As a publicly-funded sector, many of our institutions have had to contend with austerity policies, socio-economic changes and, most recently, the Covid-19 pandemic. All of these events have naturally prompted rapid changes that have required fast-paced adaptation. The need to serve a dynamic population in a challenging environment continues to propel transformation in the sector. We take a more in-depth look at the factors driving this transformation below.
Technology: embracing opportunities for rapid operational transformation
Digital transformation is by no means a new concept for the emergency services. Often, this sector is among the forerunners to adopt new technologies that can optimise its processes. There are, however, areas of lag due to financial restrictions. The burden of rolling out and implementing new IT-based infrastructure should also not be underestimated as an undertaking, particularly while life-saving services have to continue operating without disruption.
Digital transformation often has to be implemented in phases. For example, legacy management systems have to be replaced so that new, more efficient integrations can be introduced. New devices also play a significant role; the recent initiative to provide ambulance crews with 30,000 iPads, for example, now enables paramedics to access health records and send photographs to clinicians instantly, ensuring a faster, more successful way of dealing with incidents on site.
An increasing emphasis on inter-service collaboration drives the need for digital transformation. Emergency service providers must share information to create more effective operational processes, save resources, and mitigate risk. Each Blue Light service currently has digital transformation on the agenda and is working towards a government-led framework that will provide leaders with more visibility and a better understanding of what's required in terms of funding and infrastructure.
The impact of globalisation: serving diverse new communities
The UK continues to nurture a diverse population with unique requirements. The Police Force has identified globalisation and an ageing population as catalysts for new challenges that will require a more sophisticated approach to how they perform tasks and serve communities. A document produced by the Association of Police and Crime Commissioners highlights proposals to devolve power to locally elected mayors and build a network between the health, policing and social services to ensure that practices become more integrated.
The nature of crime is also changing; child sexual exploitation and targeting of vulnerable groups with fraud-related crimes are becoming more prominent issues. This means that the forces responding to, preventing and handling these incidents need a high level of training and understanding of the landscape.
Preparing for the future: the impact of AI
What may once have seemed futuristic is now an imminent reality. Policymakers have to factor in driverless cars and advancing technologies that may require new ways of handling issues arising from their application and integration into everyday life. This will require partnerships between different service providers to ensure that law enforcement can be applied and that emergencies relating to these technologies can be handled with adequate preparation and expertise.
Prioritising emergency services workers: health and wellbeing as a primary focus
As pressure mounts on blue light services to deliver care and protection to citizens, the people who carry out these tasks are feeling the brunt. Exacerbated by the coronavirus pandemic, 69% of emergency responders have reported a deteriorating state of mental health.
Institutions need to take a serious initiative to address these issues if they are to meet their goals of improving staff retention rates and continue attracting workers to these vital roles.
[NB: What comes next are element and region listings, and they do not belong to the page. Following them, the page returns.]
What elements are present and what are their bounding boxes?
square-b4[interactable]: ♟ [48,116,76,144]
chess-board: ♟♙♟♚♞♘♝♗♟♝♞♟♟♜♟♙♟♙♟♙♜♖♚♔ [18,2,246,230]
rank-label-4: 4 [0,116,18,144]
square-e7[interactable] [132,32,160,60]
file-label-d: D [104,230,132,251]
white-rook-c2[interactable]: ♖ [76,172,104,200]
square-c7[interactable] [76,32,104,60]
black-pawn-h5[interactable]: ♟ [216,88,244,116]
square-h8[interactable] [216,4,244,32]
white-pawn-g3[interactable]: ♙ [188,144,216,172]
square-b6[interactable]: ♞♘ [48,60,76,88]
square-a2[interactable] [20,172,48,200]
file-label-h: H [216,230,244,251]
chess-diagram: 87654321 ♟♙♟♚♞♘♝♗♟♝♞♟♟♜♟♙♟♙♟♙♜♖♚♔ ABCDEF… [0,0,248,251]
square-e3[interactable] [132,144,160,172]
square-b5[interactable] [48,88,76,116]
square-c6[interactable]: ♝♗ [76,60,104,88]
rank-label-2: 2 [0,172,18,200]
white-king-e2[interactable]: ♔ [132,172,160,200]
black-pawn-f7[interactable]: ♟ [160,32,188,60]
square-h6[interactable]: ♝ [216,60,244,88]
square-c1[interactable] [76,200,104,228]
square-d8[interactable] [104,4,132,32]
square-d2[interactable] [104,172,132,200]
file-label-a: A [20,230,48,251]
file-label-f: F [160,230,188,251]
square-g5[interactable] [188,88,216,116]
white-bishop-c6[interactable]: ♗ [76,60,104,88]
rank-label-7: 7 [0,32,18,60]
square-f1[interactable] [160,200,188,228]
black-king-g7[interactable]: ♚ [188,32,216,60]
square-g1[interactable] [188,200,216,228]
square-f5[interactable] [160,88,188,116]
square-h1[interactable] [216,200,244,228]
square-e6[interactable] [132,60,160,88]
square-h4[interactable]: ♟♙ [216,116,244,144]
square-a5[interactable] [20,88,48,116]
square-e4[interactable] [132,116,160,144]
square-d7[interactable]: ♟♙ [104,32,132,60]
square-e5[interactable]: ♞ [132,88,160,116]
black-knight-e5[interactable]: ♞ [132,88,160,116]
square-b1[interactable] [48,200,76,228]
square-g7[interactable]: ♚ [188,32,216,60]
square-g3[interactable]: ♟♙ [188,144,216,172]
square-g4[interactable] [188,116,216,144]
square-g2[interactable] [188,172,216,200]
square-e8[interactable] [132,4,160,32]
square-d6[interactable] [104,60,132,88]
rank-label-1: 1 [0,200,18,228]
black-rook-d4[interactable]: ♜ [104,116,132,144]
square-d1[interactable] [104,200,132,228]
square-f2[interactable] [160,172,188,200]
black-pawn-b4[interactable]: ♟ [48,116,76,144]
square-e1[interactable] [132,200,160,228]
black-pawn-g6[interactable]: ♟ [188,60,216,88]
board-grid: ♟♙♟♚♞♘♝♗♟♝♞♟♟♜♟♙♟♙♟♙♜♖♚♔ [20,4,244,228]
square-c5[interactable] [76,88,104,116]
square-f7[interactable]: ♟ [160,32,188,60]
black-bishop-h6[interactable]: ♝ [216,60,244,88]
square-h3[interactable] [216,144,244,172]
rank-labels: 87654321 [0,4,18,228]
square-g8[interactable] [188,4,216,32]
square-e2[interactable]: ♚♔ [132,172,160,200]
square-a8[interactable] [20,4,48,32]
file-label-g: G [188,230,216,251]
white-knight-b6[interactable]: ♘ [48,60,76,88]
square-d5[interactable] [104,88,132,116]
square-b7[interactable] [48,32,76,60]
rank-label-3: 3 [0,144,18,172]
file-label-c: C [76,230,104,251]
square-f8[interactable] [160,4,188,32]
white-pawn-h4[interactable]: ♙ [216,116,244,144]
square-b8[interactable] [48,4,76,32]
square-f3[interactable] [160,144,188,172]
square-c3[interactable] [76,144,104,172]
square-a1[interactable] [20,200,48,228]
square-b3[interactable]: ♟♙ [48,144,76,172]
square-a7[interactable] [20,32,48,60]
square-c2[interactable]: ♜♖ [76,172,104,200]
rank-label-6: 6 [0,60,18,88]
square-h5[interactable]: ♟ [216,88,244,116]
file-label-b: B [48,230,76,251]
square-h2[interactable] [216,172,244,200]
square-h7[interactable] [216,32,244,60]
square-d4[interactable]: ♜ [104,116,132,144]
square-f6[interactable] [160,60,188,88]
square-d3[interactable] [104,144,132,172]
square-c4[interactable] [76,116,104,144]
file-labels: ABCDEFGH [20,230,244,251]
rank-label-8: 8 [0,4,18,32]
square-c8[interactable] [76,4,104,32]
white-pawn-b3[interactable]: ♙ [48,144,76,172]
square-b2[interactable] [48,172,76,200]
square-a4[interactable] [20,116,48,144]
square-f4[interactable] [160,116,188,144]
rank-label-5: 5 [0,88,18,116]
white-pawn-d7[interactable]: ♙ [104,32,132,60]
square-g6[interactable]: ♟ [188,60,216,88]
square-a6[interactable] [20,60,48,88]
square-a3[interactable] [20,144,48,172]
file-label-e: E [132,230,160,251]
The Mind charity has set up a Blue Light Programme to help deal with the mental health crisis in the sector by offering information and support.
First responders are often viewed as stoic individuals who trudge on, mostly unaffected by incidents they are called to attend. The reality, however, is starkly different, and public perceptions need to change to ensure that these individuals don't struggle in silence. Research by Mind reveals a "fear of the perceived stigma associated with experiencing a mental health problem" amongst emergency workers. Almost three-quarters stated that their organisation did not encourage open conversation about mental health. At its core, this is an issue relating to the culture of these organisations and should be a high priority for leadership.
Recent studies by The Royal Foundation show that organisations are taking significant steps to address wellbeing; however, provision varies widely by region and service and accountability is often passed onto the individual rather than the organisation. It has been suggested that a "Research Consortium" should be established to generate shared data to empower and enable an aligned approach to addressing welling for emergency responders. Establishing better practices and facilitated access to mental health and wellbeing support is continuously highlighted as a key necessity to create happier, healthier and more productive emergency services workers.
Compounded by the effects of the pandemic, all of these factors look set to accelerate. The need for more collaboration, data consolidation and a people-centric approach to managing the emergency service workforce is required. As new challenges arise, it has never been more important to facilitate communication and innovation in the emergency services sector so that people, processes and technologies can align. Budgets will continue to be an area of contention, but the transformation in this sector should always be guided by the principles necessary to serve and protect citizens while keeping front line responders safe and productive within their roles.